This Is Water
My buddy Tak was kind enough to share this video with me. It’s worth watching more than once. David Foster Wallace tells it like it is in this Kenyon College commencement speech. Wallace says that the point of a liberal arts education “isn’t really about the capacity to think, but rather about the choice of what to think about.” He warns students that their lives will be filled with “banal platitudes,” but that these moments are not all meaningless. How we view and interpret events can have dire consequences for the outcomes in our lives. According to Wallace, we are all hardwired from birth with a default setting that tells us that we are the center of the universe. We view everything from the standpoint of how it affects us and not from the viewpoint of others.
There are many mundane aspects to life: standing in the grocery store line, driving from home to work, waiting on hold when trying to call an account rep that we really don’t want to talk to. These are all things that get us worked up and make us want to hurry up and get on to the next thing. What if we were to practice awareness in these moments instead of mulling on how much we hate being there? What if we were to notice the child in the cart in front of us smiling or the mother who is frazzled because her Link card is not going through?
A large part of education is building intellect. We learn how and what to think, but not so much how to think for ourselves. The more intellect we develop, it seems, the less able we are to practice awareness and see things as they really are. If I am taught that people need to do for themselves and that everyone is given an equal opportunity to succeed, then whenI see that woman with five little kids running around at the store, I am going to think that she needs to stop producing children and start producing economic contributions to the rest of society. What I won’t be able to see, however, is that her husband of 10 years who never let her finish her education and find a job decided to walk away and has not paid a penny of child support. How we interpret what we see will have a huge impact on how we perceive the world to be.

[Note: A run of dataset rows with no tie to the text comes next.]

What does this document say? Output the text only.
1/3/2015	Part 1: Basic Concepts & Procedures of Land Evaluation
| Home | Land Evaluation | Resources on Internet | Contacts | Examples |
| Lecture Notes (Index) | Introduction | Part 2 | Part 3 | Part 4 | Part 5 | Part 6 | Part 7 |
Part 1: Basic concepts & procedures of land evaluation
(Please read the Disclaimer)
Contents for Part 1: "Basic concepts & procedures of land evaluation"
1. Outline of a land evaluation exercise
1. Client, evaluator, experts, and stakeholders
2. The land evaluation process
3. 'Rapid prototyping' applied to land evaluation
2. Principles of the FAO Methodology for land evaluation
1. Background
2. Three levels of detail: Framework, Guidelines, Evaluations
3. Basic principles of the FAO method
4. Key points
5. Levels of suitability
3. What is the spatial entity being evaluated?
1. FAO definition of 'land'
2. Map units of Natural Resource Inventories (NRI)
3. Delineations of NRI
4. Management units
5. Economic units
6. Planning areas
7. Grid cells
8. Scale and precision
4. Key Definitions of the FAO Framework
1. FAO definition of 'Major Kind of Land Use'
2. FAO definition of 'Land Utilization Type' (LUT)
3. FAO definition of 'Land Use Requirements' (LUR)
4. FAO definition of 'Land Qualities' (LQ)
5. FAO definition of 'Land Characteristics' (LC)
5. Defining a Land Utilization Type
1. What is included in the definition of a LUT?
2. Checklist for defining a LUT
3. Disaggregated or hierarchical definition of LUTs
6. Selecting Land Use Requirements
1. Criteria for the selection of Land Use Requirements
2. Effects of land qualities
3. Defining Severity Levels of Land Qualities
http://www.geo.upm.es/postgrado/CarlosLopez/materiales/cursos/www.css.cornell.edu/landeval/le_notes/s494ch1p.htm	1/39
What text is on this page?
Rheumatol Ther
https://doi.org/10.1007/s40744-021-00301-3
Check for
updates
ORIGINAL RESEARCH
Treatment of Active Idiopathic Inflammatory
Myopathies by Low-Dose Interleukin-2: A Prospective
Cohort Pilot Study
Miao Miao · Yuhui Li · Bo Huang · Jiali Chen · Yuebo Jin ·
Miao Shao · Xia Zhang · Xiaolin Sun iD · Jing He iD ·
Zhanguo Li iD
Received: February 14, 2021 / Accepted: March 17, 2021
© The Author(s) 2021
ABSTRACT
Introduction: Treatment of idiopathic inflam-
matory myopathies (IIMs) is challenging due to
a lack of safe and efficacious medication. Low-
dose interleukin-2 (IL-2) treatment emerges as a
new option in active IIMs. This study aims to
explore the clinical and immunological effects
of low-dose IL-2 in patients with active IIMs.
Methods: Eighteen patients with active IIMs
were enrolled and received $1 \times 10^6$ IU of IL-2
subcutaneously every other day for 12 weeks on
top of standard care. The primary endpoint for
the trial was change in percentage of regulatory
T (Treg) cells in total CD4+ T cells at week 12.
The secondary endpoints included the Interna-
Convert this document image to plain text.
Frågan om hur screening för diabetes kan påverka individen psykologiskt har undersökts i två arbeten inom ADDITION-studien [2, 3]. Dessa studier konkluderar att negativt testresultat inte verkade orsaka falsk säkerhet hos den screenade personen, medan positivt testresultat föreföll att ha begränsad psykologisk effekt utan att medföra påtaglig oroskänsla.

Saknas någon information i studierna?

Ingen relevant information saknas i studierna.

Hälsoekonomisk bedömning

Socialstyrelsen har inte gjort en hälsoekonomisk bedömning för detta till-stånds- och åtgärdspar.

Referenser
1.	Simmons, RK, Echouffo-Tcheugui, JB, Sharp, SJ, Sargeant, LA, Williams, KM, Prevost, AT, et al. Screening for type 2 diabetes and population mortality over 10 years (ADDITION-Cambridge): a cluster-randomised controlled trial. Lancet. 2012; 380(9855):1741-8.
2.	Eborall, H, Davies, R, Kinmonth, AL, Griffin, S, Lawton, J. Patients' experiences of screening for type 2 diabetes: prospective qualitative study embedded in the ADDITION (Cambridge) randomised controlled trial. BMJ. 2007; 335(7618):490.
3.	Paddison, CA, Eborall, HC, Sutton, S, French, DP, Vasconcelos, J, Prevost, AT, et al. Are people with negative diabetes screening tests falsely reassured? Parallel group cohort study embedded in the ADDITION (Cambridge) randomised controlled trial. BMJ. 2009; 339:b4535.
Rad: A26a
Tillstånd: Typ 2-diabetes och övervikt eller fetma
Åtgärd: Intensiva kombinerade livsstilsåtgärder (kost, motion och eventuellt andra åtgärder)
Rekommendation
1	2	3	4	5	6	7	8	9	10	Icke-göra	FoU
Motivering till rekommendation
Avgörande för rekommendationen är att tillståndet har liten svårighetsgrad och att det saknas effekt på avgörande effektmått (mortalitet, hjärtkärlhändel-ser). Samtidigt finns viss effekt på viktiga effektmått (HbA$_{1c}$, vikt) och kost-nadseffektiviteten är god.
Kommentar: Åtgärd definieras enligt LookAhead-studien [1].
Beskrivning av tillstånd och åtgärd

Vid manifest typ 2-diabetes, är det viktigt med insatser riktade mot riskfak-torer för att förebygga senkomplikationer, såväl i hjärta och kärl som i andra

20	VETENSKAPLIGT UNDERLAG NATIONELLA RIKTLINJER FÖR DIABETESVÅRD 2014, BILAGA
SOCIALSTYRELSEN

This principle also applies to theology. If we develop a theology that becomes cemented into our brain with the intellectual understanding that God is a certain way and that, as a result, the cosmos works a certain way, then we will only be able to see what goes on around us through a very small lens. I am 100% in favor of intellectual endeavors and furthering our capacity to cognate. However, I think we also need to let people be people and let God be God without us putting our labels on them. Enjoy the video and I hope that it will open all of our eyes to a new awareness of the world around us.